Еще хуже дело обстоит у специалистов, на которых многие из нас полагаются при принятии решений по поводу важнейших финансовых вопросов, – с аналитиками по ценным бумагам. Когда ученые проанализировали способность этих профессионалов прогнозировать прибыль компаний, результаты их деятельности оказались не просто неудовлетворительными. Выяснилось, что они еще и ухудшаются с течением времени. В 1980 году финансовые аналитики ошиблись в 30 процентах прогнозов, в 1985-м – в 52 процентах, а в 1990-м – в 65 процентах.

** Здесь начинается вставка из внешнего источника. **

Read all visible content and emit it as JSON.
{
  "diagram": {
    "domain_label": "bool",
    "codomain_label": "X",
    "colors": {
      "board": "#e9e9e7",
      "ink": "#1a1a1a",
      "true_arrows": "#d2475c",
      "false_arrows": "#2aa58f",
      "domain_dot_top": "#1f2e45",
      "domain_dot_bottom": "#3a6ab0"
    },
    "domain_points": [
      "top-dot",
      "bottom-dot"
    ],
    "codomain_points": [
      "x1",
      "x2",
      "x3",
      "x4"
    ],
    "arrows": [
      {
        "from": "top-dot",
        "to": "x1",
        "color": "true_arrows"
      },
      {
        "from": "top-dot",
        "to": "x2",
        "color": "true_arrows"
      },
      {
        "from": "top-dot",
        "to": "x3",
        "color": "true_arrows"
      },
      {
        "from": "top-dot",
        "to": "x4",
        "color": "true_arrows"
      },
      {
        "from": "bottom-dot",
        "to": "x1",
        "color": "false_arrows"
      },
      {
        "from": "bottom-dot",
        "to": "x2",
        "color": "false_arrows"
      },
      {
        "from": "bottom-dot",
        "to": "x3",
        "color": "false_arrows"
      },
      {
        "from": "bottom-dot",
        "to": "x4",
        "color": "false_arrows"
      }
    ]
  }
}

А это уже заставляет задуматься об их профессиональной пригодности.
Не более позитивную картину выявили и исследования, в рамках которых прогнозы профессионалов сравнивали с прогнозами, сделанными с применением вероятностных моделей (то есть компьютерными программами). По словам Колина Камерера, профессора Калифорнийского технологического института, который занимался этим анализом, ученые провели около ста таких исследований. Вывод Камерера был однозначным: «Прогнозы экспертов оказывались более точными крайне редко». Исследования проводились в самых разных областях деятельности: прием в высшие учебные заведения, рецидивы преступлений, медицинская диагностика и многое другое. Иногда предсказания «опытных специалистов» бывали точнее прогнозов новичков, но обойти простые статистические модели им удавалось очень редко. Камерер отмечает: «Особенно удручает тот факт, что в большинстве клинических и медицинских областей оценки экспертов ненамного точнее оценок малоопытных новичков».

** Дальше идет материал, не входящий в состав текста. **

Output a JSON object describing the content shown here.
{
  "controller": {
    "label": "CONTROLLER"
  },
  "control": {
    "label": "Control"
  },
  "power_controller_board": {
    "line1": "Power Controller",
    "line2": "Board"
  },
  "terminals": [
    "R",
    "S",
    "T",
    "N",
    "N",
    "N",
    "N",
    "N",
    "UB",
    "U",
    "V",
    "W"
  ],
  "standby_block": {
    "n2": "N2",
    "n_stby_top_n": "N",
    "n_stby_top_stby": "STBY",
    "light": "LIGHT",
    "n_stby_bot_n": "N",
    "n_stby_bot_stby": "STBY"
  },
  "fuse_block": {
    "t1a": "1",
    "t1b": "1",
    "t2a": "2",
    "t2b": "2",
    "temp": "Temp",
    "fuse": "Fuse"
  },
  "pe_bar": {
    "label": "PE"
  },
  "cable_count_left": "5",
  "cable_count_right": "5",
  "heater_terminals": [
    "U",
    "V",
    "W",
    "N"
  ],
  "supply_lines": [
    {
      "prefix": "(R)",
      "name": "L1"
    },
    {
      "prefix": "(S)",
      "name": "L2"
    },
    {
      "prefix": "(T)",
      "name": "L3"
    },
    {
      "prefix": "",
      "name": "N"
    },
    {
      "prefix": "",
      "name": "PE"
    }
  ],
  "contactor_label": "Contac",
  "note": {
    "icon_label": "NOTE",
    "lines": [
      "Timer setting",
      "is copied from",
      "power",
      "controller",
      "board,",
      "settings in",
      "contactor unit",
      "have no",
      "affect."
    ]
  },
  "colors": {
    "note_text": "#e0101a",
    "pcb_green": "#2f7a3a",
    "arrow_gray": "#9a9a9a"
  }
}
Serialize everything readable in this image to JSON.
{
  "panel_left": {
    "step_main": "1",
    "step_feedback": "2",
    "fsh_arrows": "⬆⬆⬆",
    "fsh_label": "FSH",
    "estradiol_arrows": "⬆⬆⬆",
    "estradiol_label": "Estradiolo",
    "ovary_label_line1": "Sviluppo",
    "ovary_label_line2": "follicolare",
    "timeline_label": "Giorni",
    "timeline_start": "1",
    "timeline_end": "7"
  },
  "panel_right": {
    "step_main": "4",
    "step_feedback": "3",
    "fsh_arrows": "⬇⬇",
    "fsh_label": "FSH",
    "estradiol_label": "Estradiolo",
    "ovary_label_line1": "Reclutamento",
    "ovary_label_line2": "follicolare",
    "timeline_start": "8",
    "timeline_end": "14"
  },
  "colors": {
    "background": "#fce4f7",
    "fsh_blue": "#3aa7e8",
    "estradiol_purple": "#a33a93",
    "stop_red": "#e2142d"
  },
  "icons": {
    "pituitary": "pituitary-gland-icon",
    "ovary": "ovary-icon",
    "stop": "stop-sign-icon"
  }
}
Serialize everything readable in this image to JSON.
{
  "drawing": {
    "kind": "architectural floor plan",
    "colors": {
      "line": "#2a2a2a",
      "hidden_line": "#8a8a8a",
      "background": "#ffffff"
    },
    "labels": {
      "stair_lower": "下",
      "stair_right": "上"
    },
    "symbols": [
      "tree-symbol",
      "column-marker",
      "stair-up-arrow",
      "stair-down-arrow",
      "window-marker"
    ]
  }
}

По логике вещей, такие выводы должны были заставить экспертов оценивать себя скромнее. Но нет! Например, один тест на способность профессиональных политологов предсказывать события в мире показал, что «прогнозы и специалистов, и неспециалистов были лишь немногим точнее догадок, сделанных наобум». Однако эти две группы действительно отличались друг от друга скромностью в оценках своих способностей. «Большинство экспертов считали свои прогнозы более точными, чем было на самом деле», – пришли к выводу исследователи, проводившие тест. Даже когда им предъявляли доказательства обратного, они старались «убедить самих себя в том, что в основном их предсказания верны».
Даже когда экспертам предъявляли доказательства обратного, они старались «убедить самих себя в том, что в основном их предсказания верны».

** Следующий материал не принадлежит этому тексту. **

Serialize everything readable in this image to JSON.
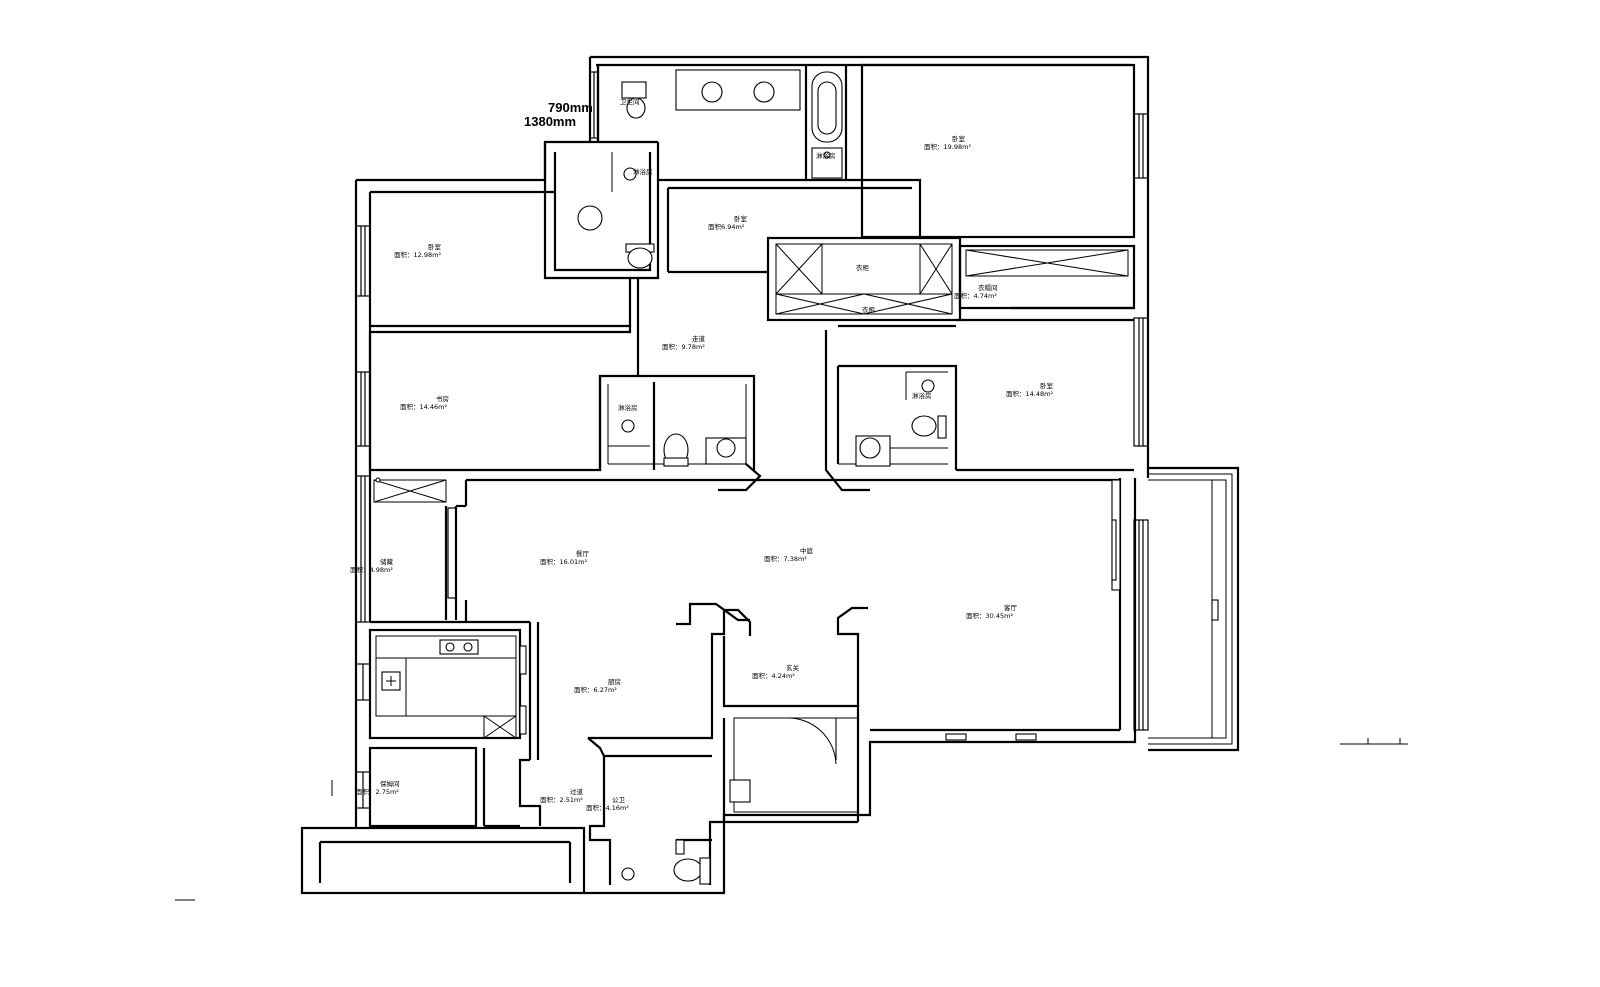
{
  "dimensions": [
    "790mm",
    "1380mm"
  ],
  "rooms": [
    {
      "id": "master_bath_wc",
      "name": "卫生间",
      "area": ""
    },
    {
      "id": "shower_top",
      "name": "淋浴房",
      "area": ""
    },
    {
      "id": "bedroom_ne",
      "name": "卧室",
      "area": "面积：19.98m²"
    },
    {
      "id": "shower_left",
      "name": "淋浴房",
      "area": ""
    },
    {
      "id": "study_small",
      "name": "卧室",
      "area": "面积6.94m²"
    },
    {
      "id": "bedroom_nw",
      "name": "卧室",
      "area": "面积：12.98m²"
    },
    {
      "id": "wardrobe_top",
      "name": "衣柜",
      "area": ""
    },
    {
      "id": "wardrobe_bottom",
      "name": "衣柜",
      "area": ""
    },
    {
      "id": "cloakroom",
      "name": "衣帽间",
      "area": "面积：4.74m²"
    },
    {
      "id": "corridor",
      "name": "走道",
      "area": "面积：9.78m²"
    },
    {
      "id": "study",
      "name": "书房",
      "area": "面积：14.46m²"
    },
    {
      "id": "shower_mid",
      "name": "淋浴房",
      "area": ""
    },
    {
      "id": "shower_right",
      "name": "淋浴房",
      "area": ""
    },
    {
      "id": "bedroom_e",
      "name": "卧室",
      "area": "面积：14.48m²"
    },
    {
      "id": "dining",
      "name": "餐厅",
      "area": "面积：16.01m²"
    },
    {
      "id": "central_hall",
      "name": "中庭",
      "area": "面积：7.38m²"
    },
    {
      "id": "living",
      "name": "客厅",
      "area": "面积：30.45m²"
    },
    {
      "id": "storage",
      "name": "储藏",
      "area": "面积：4.98m²"
    },
    {
      "id": "kitchen",
      "name": "厨房",
      "area": "面积：6.27m²"
    },
    {
      "id": "foyer",
      "name": "玄关",
      "area": "面积：4.24m²"
    },
    {
      "id": "utility",
      "name": "保姆间",
      "area": "面积：2.75m²"
    },
    {
      "id": "passage",
      "name": "过道",
      "area": "面积：2.51m²"
    },
    {
      "id": "guest_wc",
      "name": "公卫",
      "area": "面积：4.16m²"
    }
  ]
}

Практика, практика и еще раз практика
Учитывая все вышесказанное о результатах деятельности многих профессионалов, логично было бы спросить: а что же в действительности делает эксперта экспертом? Так и поступили американские военные – и обнаружили, что многих летчиков-асов ВВС США, по сути, можно назвать истинными мыслителями. Подобно гроссмейстерам и прочим профессионалам высокого класса, лучшие пилоты обладают способностью быстро оценивать влияние конкретных событий на пять-шесть ходов вперед. Иными словами, они умеют глубоко проникать в суть проблемы и оперативно ее решать. Но как им это удается?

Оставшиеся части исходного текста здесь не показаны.